Around 18,000 former students of closed college ITT Technical Institute will no longer need to repay federal loans totaling $500 million. The U.S. Department of Education announced Wednesday the borrowers will receive 100 percent loan cancellation.
ITT Tech filed for bankruptcy and closed its campuses in 2016 following a series of sanctions by the Obama administration. The college chain’s parent company, ITT Educational Services Inc., was based in Carmel. Campuses in the state included Indianapolis, Fort Wayne and South Bend.
Education Secretary Miguel Cardona said the former students will get a new start after the for-profit college deceived them.
“Our action today will give thousands of borrowers a fresh start and the relief they deserve after ITT repeatedly lied to them,” Cardona said in a statement. “This work also emphasizes the need for ongoing accountability so that institutions will never be able to commit this kind of widespread deception again.”

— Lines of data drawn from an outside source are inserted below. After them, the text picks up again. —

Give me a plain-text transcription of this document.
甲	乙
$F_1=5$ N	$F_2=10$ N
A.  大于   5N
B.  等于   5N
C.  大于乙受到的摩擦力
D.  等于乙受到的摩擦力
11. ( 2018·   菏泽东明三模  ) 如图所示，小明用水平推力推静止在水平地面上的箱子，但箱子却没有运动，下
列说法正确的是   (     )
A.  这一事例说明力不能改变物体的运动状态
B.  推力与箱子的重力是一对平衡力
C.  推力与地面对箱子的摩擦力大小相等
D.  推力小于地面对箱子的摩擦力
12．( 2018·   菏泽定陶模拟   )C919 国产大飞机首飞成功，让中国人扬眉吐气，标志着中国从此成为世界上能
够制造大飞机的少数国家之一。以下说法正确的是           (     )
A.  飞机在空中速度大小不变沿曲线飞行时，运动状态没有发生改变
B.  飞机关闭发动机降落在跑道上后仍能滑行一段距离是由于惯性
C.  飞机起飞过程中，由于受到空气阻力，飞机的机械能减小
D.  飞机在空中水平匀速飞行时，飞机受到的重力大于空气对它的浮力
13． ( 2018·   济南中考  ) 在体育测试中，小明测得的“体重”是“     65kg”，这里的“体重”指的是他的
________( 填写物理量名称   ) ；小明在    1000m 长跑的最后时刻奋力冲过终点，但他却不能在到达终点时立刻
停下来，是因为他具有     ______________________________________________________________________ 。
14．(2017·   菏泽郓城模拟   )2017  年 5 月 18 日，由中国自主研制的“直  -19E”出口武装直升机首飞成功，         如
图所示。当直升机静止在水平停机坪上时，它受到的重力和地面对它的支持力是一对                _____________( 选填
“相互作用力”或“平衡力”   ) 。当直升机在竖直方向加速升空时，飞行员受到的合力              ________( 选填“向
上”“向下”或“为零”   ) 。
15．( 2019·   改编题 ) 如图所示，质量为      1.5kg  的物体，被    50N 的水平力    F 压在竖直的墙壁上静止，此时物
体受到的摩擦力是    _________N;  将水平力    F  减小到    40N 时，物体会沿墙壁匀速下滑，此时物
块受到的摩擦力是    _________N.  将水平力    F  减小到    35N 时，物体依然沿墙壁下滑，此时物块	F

The announcement follows changes to how loan forgiveness worked under former Education Secretary Betsy DeVos. In March, the Biden administration threw out a formula that offered borrowers partial loan relief if they were defrauded by for-college and private colleges.
The loan relief for borrowers who attended ITT fall into two claim categories: employment prospects and the ability to transfer credits.
The U.S. Department of Education found ITT made misrepresentations between 2005 and the institution’s closure in 2016 to students about how much they could earn and what jobs they could get after graduation.
The department also found the college misled students on whether they could transfer their ITT credits to other colleges or universities from January 2007 through October 2014.
Borrowers who qualify for the loan relief will be notified in the coming weeks.